Assessment of the gauge tool confirmed free passage for the MFL inspection system . Furthermore the differential pressure of the PDL revealed no unexpected run behavior.
However, the total run time of 168.15 hours revealed that the flow conditions were more challenging than expected: the gas velocity in the last 6.5 km was as low as 0.01 m/s.
ROSEN accepted the challenge nevertheless and decided to launch the MFL system. It was received 145 hours later. The runtime, as well as the system’s condition indicated that excellent sealing was achieved. Unfortunately, the data was not complete due to electronic failure resulting in sensor loss and a rerun to deliver the contractually agreed data quality was recommended.
On February 16th, 2015 the ROSEN field crew returned to Italy to launch the MFL system for the second time. Because of a higher gas consumption especially in the first 22 km, the system was received two days later, on February 18th, 2015. Figure 2 shows the velocity profile of the system over the complete line. The increased velocity over the first 3 km directly correlates with the higher gas flow. From km 3 onwards the system did not exceed the specified maximum velocity of 3 m/s.
For the last 6.5 km the average velocity was 0.08 m/s. Finally, towards the end of the line the velocity further reduced to below 0.05 m/s. As can be seen in Figure 3 the overall run behavior in these extremely challenging conditions was very impressive.

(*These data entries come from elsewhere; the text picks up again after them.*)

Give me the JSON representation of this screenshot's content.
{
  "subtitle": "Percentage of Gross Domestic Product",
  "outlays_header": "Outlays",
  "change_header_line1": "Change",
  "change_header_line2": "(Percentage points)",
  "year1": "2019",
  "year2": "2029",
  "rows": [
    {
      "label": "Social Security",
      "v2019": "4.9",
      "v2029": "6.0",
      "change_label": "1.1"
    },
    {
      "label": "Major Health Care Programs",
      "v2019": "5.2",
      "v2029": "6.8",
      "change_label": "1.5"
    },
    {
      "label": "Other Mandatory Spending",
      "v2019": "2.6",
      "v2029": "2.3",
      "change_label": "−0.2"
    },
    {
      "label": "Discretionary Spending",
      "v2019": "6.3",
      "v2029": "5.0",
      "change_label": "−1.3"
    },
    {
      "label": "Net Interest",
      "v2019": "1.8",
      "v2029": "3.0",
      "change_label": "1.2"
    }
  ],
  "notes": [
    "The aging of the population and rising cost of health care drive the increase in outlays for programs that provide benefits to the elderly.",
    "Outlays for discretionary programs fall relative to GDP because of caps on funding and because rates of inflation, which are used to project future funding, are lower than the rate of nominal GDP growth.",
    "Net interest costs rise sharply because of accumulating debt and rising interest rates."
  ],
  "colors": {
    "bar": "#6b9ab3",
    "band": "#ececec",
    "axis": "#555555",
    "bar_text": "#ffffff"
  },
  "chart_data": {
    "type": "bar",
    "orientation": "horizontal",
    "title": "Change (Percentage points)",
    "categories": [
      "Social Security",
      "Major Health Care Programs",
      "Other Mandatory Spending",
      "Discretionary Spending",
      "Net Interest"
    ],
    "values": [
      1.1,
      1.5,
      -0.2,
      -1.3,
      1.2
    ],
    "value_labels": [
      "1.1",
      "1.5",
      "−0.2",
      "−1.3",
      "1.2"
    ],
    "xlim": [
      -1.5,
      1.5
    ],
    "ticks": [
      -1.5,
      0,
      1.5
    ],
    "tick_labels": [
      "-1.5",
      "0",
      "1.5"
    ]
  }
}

The MFL system was received in good condition and the inspection was completed within the pre-agreed contractual requirements.
With the successful inspection valuable integrity data has been collected which will allow SNAM to continue the safe operation of their pipeline. Compared to a previously existing solution, ROSEN’s low flow solution did not impact the operation of the pipeline at all, while no compromise was made on the inspection quality.
In addition, the in-service inspection allowed greater scheduling flexibility as it could be carried out with less dependency on production planning.